Architecture Repository/Artifacts/Phoenix books

From mediawiki.org

Wikimedia logo Wikimedia Architecture Repository
Home | Artifacts | Process | Patterns

Phoenix books[edit]

References are a rich opportunity to create data objects from an article's page content

Last updated: 2022-12-16 by APaskulin (WMF)
Status: v1 published May 2021

Overview[edit]

Work we did before[edit]

As an initial prototype, we built a structured content store (aka knowledge store) as a “mid tier” between a content source (in this case, Simple English Wikipedia) and consumers. The video linked below shows the demo site we created.

The goal was to build

  • A tiny, experimental modern platform
  • that can serve collections of knowledge
  • created from multiple trusted sources (although we only used one source, more could be added using the same patterns)
  • to many product experiences and other platforms.

The easiest way to familiarize yourself with it is to read the summary, watch the video and peruse the repository.

Why references?[edit]

References (aka citations) are a rich opportunity to create data objects from an article's page content. We could, for example, interrelate books with the pages and subjects they reference.
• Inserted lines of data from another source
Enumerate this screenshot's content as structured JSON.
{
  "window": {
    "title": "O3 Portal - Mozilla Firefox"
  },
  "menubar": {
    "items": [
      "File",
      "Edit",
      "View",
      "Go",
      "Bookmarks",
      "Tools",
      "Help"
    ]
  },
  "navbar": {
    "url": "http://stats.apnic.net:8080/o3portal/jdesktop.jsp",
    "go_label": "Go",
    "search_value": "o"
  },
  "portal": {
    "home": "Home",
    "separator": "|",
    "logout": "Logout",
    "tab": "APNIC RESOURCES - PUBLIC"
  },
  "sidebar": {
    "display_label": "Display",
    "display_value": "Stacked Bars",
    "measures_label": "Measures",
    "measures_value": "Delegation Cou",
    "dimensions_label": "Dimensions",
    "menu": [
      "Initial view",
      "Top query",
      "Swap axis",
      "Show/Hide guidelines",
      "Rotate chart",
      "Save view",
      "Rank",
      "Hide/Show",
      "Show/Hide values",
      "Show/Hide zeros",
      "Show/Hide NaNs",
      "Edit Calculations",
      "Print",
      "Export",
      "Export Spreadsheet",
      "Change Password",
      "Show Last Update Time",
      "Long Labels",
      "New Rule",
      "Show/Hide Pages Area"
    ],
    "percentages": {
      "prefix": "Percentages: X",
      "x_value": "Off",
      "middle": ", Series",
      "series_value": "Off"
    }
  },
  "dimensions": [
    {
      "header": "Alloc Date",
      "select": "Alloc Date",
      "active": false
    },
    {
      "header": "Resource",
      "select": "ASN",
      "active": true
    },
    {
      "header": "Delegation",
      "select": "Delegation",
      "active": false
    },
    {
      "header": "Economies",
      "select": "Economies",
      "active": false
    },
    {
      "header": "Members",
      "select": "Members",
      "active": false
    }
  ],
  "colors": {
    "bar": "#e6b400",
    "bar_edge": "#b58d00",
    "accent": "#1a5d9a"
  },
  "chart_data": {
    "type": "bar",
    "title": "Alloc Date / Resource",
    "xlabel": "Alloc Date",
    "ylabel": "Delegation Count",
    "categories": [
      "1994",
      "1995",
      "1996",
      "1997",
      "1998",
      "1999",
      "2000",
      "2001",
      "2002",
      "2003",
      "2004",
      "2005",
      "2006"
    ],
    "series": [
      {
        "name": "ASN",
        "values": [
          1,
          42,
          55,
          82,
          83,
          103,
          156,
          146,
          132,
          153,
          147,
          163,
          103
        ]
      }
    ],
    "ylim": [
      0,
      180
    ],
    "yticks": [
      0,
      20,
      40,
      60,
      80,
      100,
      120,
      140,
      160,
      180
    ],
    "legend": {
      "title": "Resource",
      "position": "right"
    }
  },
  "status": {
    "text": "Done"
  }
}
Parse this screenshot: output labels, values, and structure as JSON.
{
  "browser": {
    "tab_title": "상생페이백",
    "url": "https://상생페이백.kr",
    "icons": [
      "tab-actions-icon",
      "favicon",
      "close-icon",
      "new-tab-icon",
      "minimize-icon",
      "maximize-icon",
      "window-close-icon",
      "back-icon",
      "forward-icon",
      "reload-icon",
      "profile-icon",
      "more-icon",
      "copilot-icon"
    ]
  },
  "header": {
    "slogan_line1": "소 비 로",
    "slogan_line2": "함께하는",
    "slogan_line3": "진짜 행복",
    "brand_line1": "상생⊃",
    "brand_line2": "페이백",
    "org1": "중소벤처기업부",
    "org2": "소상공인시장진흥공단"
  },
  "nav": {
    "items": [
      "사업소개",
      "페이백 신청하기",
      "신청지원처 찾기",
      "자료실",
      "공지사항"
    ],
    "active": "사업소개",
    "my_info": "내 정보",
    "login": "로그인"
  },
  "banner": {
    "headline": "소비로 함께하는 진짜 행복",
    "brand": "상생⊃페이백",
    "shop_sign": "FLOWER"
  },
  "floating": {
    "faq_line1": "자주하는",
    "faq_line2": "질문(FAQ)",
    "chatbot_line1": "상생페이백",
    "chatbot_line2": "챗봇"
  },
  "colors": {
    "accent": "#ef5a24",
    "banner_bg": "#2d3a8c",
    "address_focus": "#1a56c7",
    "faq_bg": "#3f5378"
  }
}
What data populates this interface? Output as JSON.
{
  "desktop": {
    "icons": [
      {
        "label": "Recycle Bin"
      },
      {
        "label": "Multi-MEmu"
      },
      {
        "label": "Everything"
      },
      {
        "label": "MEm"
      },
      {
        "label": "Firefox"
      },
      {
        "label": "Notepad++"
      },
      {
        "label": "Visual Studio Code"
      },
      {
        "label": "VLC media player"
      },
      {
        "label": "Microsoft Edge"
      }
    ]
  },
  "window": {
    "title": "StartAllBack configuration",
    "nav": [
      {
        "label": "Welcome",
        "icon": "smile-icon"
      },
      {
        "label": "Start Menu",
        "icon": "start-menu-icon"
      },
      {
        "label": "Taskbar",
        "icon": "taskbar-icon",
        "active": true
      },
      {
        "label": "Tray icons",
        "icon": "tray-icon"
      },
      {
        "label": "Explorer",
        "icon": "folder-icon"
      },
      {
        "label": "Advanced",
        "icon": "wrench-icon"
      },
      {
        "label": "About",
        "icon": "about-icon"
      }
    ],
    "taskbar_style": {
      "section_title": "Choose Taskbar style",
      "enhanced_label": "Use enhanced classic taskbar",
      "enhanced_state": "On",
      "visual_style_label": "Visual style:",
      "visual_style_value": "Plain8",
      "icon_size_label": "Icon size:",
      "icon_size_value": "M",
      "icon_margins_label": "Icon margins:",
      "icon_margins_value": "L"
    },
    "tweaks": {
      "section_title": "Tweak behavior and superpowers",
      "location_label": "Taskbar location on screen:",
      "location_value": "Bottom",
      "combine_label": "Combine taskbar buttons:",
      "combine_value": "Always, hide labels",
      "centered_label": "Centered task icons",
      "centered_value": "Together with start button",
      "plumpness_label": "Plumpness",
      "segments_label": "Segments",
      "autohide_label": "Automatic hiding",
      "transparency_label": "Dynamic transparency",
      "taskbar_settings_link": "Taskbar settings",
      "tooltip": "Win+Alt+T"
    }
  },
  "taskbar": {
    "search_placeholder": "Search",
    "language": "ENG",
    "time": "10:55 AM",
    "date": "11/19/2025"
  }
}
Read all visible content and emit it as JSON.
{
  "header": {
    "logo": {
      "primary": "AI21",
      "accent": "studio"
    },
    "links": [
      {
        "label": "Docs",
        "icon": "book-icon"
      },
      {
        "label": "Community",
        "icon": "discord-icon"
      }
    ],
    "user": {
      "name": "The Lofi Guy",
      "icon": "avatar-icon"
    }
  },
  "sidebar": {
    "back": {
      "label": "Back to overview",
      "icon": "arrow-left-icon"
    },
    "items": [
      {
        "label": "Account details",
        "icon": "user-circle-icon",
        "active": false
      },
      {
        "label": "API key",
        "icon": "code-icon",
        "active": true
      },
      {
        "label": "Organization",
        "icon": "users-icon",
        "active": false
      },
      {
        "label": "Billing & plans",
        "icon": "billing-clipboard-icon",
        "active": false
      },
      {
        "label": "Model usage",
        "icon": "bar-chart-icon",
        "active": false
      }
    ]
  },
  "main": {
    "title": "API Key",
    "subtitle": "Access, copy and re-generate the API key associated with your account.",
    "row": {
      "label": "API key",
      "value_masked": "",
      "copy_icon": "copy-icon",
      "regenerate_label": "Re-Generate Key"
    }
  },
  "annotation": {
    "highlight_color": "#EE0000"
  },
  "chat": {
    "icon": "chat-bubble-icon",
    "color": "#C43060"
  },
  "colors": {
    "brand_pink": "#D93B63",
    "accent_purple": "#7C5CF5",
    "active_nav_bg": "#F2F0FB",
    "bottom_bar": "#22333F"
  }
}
At the moment, references are a wikitext list at the bottom of pages. (And are formatted differently across the ecosystem.) For example, w:Albert_Einstein#References

Distributed as data, they could be used to display content as rich content.

What we’ll do[edit]

We will make a first attempt at untangling references … beginning with books that are referenced on Simple English Wikipedia. There are questions we’ll need to answer together as we go. We can use as much of the previous work as we’d like.

At a high-level, we will:

  • Get an article from Simple English Wikipedia
  • Break it down into parts (sections and citations)
  • Structure it according to the canonical data model (we’ll add a structure for books as citations)
  • Save it to the knowledge store (S3) as data objects interrelated by hypermedia links (aka a graph)
  • Import the topics associated with those objects from the previous knowledge store
  • Associate book with page and topic(s) in elastic search (lots to talk about here)
  • Repeat for all articles
  • Add a query language (GraphQL) on top and configure it to return
    • Books associated with a page or section (TBD which level we associate)
    • Books associated with a topic
    • A single book (TBD: how would you find it?)
  • Consider how this might also help the editing process (see models above)

We will also deliver an artifact that enables others to understand our thinking.

Job Stories[edit]

(most are epics we’ll break down)

Story “Done” Reviewer Notes
When I display a book to users, I want to see a design for look and feel so I know how to style it. Moriel Shall we take the ones done by the mobile team?

Let’s use this to be specific about what we’ll display so we can ensure the system can provide it.

When I begin developing, I want access to all essential tools so that I can deliver changes. S&F & WMF as needed
  • Repo (forked)
  • Current artifacts
  • Backlog
  • AWS group (if we need the previous prototype, can it be run locally?)
  • Event stream
When I store a book, I want to see the data model so I can correctly structure it Alex Expand current model
When I get an article from the source, I want to break  it down into sections and citations so I can create interrelated data objects Diana We can make use of the previous prototype and add/expand the process.

We were responding to events in the source but we don’t need to respond to changes in this iteration. How to batch?

When I store knowledge, I want it to have a predictable structure so it can be semantically understood by all consumers. Diana Note: Ideally, we’d use the updated canonical data model.
When an article is structured, I want to save it in the knowledge store so I can serve it to consumers. Diana Revisit naming the S3 buckets by the page name which must be unique (musn’t it?)
When I need to retrieve knowledge, I want an interface that enables me to get only what I need Moriel GraphQL (with ability to get books)
When I want to retrieve a book, I need to know how to ask for it Architeam How will we name these objects?
When I query for a book, I want to get the topics associated with the content it references so I understand it in context Diana How will we leverage search to improve the relationships between the data objects?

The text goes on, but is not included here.